El ser humano no es sólo un ser que busca medios de vida. No sólo busca reproducirse o sobrevivir o alimentarse, pervivir, sino que el ser humano tiene hambre de eternidad. Y sobre todo, no sólo busca medios de vida, sino también razones por las que vivir. Y cuando quitamos a Dios, quitamos el fundamento de nuestra existencia. No, no sabemos bien cómo es la vida sin un sentido. Y aparece la casualidad. Pero no somos unos seres lanzados a la existencia sin un sin sentido. Somos hijos e hijas de Dios y anhelamos una eternidad, para la vida eterna. Estamos hechos para Dios. “Nos hiciste, Señor, para Ti -decía san Agustín- y nuestro corazón está inquieto hasta que descanse en Ti”. Y ese anhelo lo tienen todos los seres humanos, incluso aquellos que nos parece que han vivido la antigüedad o en la increencia. El culto a los muertos, el anhelo de la vida eterna, el anhelo de una plenitud. El ser humano es el que pregunta que busca la verdad para las que sólo Dios tiene respuesta. O mejor dicho, para las que sólo Dios es la respuesta y busca el bien. Y porque quiere obrar por el bien, y se pregunta por la moralidad de las cosas, por la razón de ser de su existencia: ¿de dónde venimos?, ¿a dónde vamos? Y aquí, queridos hermanos, entre las grandes preguntas por el destino del ser humano, la muerte, dolorosa siempre, herencia y consecuencia del pecado del hombre, y la muerte que está ahí para un cristiano no es el final. Cuando no hay fe, pues no se quiere pensar en la muerte. Se hace como si fuese una cosa de fantasía o una cosa sólo de los telediarios o de las películas.
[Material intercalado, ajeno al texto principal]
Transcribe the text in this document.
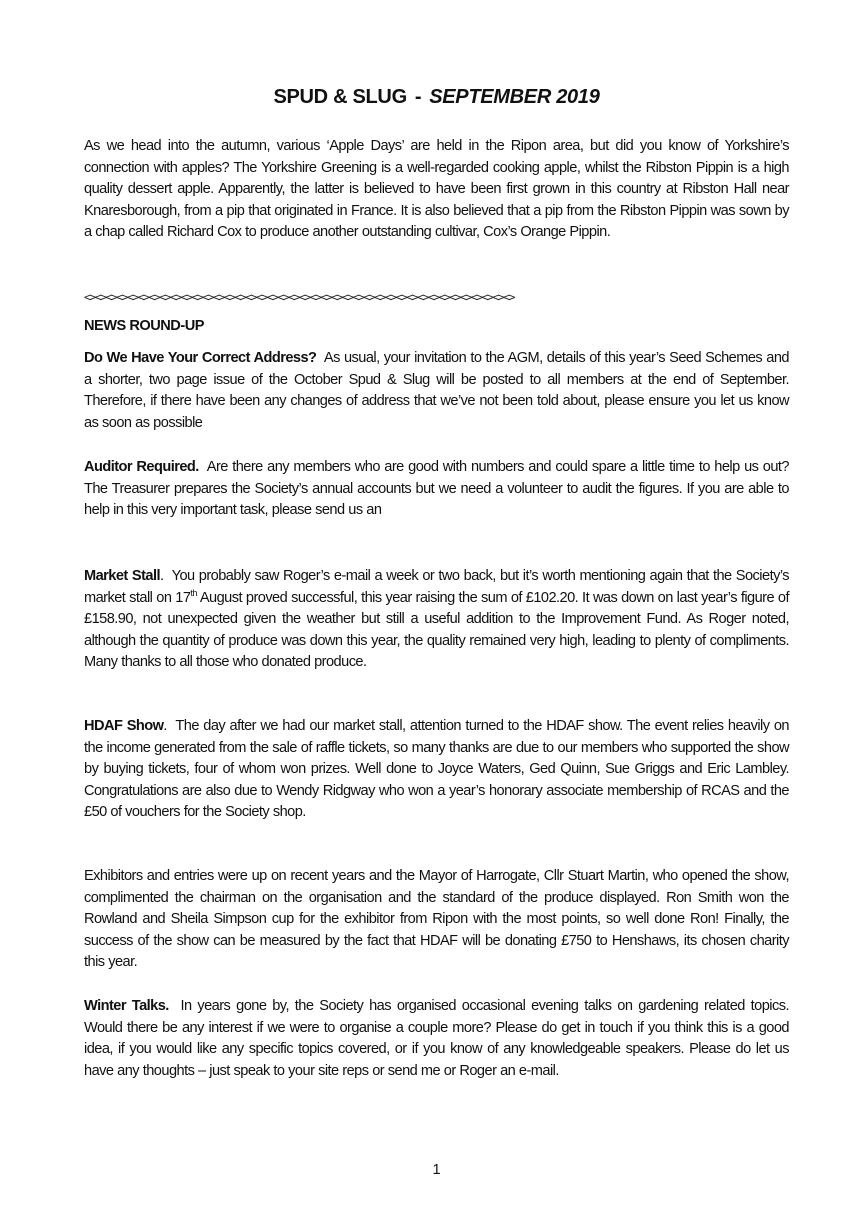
SPUD & SLUG - SEPTEMBER 2019

As we head into the autumn, various ‘Apple Days’ are held in the Ripon area, but did you know of Yorkshire’s connection with apples? The Yorkshire Greening is a well-regarded cooking apple, whilst the Ribston Pippin is a high quality dessert apple. Apparently, the latter is believed to have been first grown in this country at Ribston Hall near Knaresborough, from a pip that originated in France. It is also believed that a pip from the Ribston Pippin was sown by a chap called Richard Cox to produce another outstanding cultivar, Cox’s Orange Pippin.

<><><><><><><><><><><><><><><><><><><><><><><><><><><><><><><><><><><><><><><><>
NEWS ROUND-UP

Do We Have Your Correct Address? As usual, your invitation to the AGM, details of this year’s Seed Schemes and a shorter, two page issue of the October Spud & Slug will be posted to all members at the end of September. Therefore, if there have been any changes of address that we’ve not been told about, please ensure you let us know as soon as possible

Auditor Required. Are there any members who are good with numbers and could spare a little time to help us out? The Treasurer prepares the Society’s annual accounts but we need a volunteer to audit the figures. If you are able to help in this very important task, please send us an

Market Stall. You probably saw Roger’s e-mail a week or two back, but it’s worth mentioning again that the Society’s market stall on 17th August proved successful, this year raising the sum of £102.20. It was down on last year’s figure of £158.90, not unexpected given the weather but still a useful addition to the Improvement Fund. As Roger noted, although the quantity of produce was down this year, the quality remained very high, leading to plenty of compliments. Many thanks to all those who donated produce.

HDAF Show. The day after we had our market stall, attention turned to the HDAF show. The event relies heavily on the income generated from the sale of raffle tickets, so many thanks are due to our members who supported the show by buying tickets, four of whom won prizes. Well done to Joyce Waters, Ged Quinn, Sue Griggs and Eric Lambley. Congratulations are also due to Wendy Ridgway who won a year’s honorary associate membership of RCAS and the £50 of vouchers for the Society shop.

Exhibitors and entries were up on recent years and the Mayor of Harrogate, Cllr Stuart Martin, who opened the show, complimented the chairman on the organisation and the standard of the produce displayed. Ron Smith won the Rowland and Sheila Simpson cup for the exhibitor from Ripon with the most points, so well done Ron! Finally, the success of the show can be measured by the fact that HDAF will be donating £750 to Henshaws, its chosen charity this year.

Winter Talks. In years gone by, the Society has organised occasional evening talks on gardening related topics. Would there be any interest if we were to organise a couple more? Please do get in touch if you think this is a good idea, if you would like any specific topics covered, or if you know of any knowledgeable speakers. Please do let us have any thoughts – just speak to your site reps or send me or Roger an e-mail.

1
Pero la muerte está como realidad, ahí aparece en nuestra vida y, sobre todo, la sentimos de manera más fuerte cuando perdemos un ser querido próximo. O aquellas personas con las que estamos relacionados por la sangre, la amistad, lástima. La muerte aparece siempre como interrogante, siempre es dolorosa, pero para un cristiano no es el final. Anhelamos la vida eterna. Es la vida eterna la que nos ha abierto Jesucristo.
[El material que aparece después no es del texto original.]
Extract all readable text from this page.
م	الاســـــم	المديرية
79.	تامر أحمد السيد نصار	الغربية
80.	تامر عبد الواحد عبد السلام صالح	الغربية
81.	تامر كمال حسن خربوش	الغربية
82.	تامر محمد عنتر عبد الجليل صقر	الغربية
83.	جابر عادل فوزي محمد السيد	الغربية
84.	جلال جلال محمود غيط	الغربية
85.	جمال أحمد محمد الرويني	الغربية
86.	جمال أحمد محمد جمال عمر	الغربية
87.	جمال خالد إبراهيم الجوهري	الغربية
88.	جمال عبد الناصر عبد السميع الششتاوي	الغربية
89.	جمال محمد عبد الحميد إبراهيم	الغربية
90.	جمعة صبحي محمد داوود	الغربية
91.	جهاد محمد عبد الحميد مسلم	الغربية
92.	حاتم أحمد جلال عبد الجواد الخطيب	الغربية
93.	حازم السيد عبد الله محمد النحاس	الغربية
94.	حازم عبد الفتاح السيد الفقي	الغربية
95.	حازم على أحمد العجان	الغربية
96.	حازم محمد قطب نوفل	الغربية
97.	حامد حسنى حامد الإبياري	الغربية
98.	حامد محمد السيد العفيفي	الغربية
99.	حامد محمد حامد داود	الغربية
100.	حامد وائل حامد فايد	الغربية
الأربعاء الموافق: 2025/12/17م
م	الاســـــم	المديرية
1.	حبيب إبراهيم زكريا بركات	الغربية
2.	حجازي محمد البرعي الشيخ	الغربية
Y esa vida eterna es la Resurrección. Y esa vida eterna nos hace plantearnos la vida de otra manera. Por eso, hoy la Palabra de Dios nos trae, por una parte, el testimonio de los siete hermanos que en tiempos de los Macabeos y ante la persecución de Antíoco IV, que pretende imponer al pueblo de Israel costumbres paganas, ellos quieren ser fieles a la ley de Dios y tienen un sentido. Luchan y se esfuerzan por vivir con coherencia su fe, su fe judía y su fe creyente. Es el Dios de Israel. ¿Y que ocurre? Que eso le lleva a la muerte. Y no andan con contemplaciones. Pero, ¿por qué pasa la muerte de esa manera? ¿Como nuestros mártires, como los mártires que fueron beatificados hace unos meses del siglo pasado, aquí en la Catedral de Granada? Porque esperan la Resurrección y van perdonando, pero, al mismo tiempo, van con la esperanza, que es la gran virtud que nos falta hoy. La esperanza en Dios, la esperanza en la vida eterna, la esperanza viviendo esa parte del Credo que es el final del Credo: “Creo en la resurrección de la carne y en la vida eterna”. Amén. Por eso tenemos que recordar estas verdades. Nuestra vida tendrá un fin aquí en la tierra y nos presentaremos ante Dios para ser juzgados ante el amor, como nos dice San Juan de la Cruz: “En el ocaso de la vida seremos examinados en el amor que el Señor ya nos ha dado”. ¿Cuáles van a ser las preguntas? “Venid, benditos de mi Padre, heredad el Reino preparado para vosotros desde la creación del mundo. Porque tuve hambre y me disteis de comer. Tuve sed, y me disteis de beber. Fui peregrino y me acogisteis. Estuve enfermo en la cárcel y me visitasteis. ¿Cuando lo hicimos Señor? Cuando lo hicisteis con uno de estos, mis hermanos, conmigo lo hicisteis”. Luego, sabemos las preguntas. Dios nos va a examinar de amor. No si tenemos mucho dinero, no si tenemos títulos. El Papa dice, de manera gráfica y al mismo tiempo con humor, que no he visto nunca detrás de un coche fúnebre un camión de la mudanza. Nos lo quedamos aquí. Entonces, tenemos que ir cargados de buenas obras cuando creemos en la vida eterna, cuando sabemos que nos vamos a presentar ante Dios para dar cuentas de nuestra vida. Y que ser juzgados en la misericordia de Dios, tenemos que vivir con coherencia. “No todo el que dice ‘Señor, Señor Jesús’ entrará en el Reino de los cielos, sino el que hace la Voluntad de mi Padre”, ése entrará, es definitiva, el que vive la Voluntad de Dios.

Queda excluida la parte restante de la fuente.